Many of the children identified in the scoping study had pre-existing conditions including a spectrum of allergic conditions (asthma, allergy, allergic rhinitis) and/or obesity. These are not necessarily all groups considered at risk and eligible for childhood vaccines in the UK. Of these criteria, only children with severe asthma that is poorly controlled are currently eligible. This scoping study needs following up but, as vaccination reduces the likelihood of developing post-Covid complications, it could suggest we may need to revise eligibility for the vaccines in children to further reduce the risk of Long Covid in children.
Other risks of infection should be evaluated. A recent paper showed the growing incidence of juvenile type II diabetes within 6 months of the diagnosis of COVID 19 in children between 10 and 19 years of age.

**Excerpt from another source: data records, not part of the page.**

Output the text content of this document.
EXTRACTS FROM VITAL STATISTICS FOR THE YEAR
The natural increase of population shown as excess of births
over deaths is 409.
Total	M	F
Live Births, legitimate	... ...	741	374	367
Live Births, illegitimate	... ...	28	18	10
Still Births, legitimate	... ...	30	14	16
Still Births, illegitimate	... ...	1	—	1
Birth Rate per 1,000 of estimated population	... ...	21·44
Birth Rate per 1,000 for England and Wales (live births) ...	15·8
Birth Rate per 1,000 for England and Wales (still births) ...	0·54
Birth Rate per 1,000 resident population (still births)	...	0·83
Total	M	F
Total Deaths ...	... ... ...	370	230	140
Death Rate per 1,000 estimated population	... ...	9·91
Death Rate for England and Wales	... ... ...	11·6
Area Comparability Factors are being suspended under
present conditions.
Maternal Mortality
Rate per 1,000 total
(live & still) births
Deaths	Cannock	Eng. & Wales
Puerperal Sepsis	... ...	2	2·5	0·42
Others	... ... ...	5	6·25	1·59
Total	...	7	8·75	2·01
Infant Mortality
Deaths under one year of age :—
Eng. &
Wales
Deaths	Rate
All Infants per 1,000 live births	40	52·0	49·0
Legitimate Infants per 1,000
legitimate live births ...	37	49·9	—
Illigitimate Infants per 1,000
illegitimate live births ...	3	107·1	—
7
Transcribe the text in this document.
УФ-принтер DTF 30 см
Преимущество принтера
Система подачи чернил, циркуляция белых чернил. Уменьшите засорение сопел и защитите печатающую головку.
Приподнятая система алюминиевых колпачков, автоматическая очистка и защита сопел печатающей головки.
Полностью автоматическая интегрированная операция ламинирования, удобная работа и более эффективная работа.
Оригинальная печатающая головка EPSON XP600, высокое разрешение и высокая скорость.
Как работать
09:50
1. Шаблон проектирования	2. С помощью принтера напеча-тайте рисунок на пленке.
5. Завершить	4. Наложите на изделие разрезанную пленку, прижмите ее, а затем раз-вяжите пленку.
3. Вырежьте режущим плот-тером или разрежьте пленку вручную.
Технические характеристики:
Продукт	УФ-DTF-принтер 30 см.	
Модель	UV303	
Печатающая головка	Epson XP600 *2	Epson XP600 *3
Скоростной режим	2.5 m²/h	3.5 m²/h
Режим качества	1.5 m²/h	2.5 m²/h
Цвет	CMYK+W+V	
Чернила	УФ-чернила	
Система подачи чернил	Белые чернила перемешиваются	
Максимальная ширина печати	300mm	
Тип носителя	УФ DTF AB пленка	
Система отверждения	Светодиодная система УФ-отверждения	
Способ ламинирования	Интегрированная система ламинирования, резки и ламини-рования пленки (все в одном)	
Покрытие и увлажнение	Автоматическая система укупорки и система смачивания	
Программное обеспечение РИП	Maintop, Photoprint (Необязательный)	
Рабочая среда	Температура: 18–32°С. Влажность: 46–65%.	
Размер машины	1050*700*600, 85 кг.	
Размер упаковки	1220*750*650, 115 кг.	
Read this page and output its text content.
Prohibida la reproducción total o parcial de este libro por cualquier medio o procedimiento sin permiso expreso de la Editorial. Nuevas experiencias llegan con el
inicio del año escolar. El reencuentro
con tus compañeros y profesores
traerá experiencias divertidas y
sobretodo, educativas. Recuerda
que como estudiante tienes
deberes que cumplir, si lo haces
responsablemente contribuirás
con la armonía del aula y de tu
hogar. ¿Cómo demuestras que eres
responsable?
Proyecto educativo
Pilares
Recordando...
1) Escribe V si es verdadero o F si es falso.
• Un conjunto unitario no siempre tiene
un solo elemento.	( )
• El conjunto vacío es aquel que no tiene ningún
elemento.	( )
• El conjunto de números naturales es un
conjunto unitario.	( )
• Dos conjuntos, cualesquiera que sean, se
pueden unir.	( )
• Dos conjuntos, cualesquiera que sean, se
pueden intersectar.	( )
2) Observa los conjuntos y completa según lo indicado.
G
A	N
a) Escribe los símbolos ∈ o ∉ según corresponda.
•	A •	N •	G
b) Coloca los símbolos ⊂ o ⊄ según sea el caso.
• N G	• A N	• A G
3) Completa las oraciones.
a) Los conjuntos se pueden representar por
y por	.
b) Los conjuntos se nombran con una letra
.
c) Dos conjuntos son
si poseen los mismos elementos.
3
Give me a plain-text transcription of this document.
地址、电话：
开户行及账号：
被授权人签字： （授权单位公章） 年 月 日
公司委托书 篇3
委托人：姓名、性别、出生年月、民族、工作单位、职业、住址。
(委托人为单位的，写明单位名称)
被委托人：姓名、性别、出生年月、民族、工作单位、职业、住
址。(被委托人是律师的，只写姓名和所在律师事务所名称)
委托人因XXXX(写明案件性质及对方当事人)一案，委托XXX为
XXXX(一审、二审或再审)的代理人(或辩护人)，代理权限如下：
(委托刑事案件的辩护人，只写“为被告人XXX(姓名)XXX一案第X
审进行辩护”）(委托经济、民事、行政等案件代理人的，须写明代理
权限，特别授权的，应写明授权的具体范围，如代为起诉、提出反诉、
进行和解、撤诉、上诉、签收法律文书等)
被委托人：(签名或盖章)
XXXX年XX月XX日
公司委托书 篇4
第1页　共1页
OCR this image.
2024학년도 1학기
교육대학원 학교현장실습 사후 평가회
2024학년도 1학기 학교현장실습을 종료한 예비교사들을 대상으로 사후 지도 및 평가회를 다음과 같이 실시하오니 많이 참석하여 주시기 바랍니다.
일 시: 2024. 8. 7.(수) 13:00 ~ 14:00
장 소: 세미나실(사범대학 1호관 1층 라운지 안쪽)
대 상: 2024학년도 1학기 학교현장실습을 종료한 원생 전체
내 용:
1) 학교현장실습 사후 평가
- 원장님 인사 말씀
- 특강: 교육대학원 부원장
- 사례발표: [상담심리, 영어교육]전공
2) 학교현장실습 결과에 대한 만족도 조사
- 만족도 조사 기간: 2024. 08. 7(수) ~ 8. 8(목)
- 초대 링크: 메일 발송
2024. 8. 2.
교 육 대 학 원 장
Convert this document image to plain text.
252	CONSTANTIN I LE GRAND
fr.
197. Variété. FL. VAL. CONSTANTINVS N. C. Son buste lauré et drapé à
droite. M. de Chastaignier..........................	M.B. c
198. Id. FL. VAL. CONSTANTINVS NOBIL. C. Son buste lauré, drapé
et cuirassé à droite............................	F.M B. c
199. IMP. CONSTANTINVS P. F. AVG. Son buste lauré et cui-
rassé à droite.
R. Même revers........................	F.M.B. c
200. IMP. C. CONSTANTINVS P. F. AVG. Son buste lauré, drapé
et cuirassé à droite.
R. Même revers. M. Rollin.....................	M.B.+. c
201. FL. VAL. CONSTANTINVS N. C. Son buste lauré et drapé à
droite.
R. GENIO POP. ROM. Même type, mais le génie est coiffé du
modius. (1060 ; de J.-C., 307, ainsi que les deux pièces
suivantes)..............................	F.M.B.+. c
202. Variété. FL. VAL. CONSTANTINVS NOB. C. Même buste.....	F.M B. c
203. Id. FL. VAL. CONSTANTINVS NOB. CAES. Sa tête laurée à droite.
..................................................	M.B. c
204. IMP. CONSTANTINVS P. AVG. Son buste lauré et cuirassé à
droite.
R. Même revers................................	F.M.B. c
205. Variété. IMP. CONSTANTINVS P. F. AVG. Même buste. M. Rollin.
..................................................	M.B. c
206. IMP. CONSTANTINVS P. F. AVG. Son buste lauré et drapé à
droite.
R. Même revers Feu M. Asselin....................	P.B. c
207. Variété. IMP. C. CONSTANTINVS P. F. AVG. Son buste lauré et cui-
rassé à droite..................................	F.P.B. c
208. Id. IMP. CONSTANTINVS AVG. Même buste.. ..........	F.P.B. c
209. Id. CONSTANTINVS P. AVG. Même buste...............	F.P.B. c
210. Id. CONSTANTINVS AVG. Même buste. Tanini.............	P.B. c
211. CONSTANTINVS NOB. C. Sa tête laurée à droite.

Studies like this show the need to continue to assess the impacts of the infection in the un-vaccinated.
It is vital that we understand the scale of the risks, and who are most at risk so that if can ensure that decisions regarding vaccinating children are made in the light of all the most up to date evidence. Much more work is needed too to enhance vaccine information, address vaccine hesitancy and take-up in pregnant women so that babies can be best protected from COVID-19.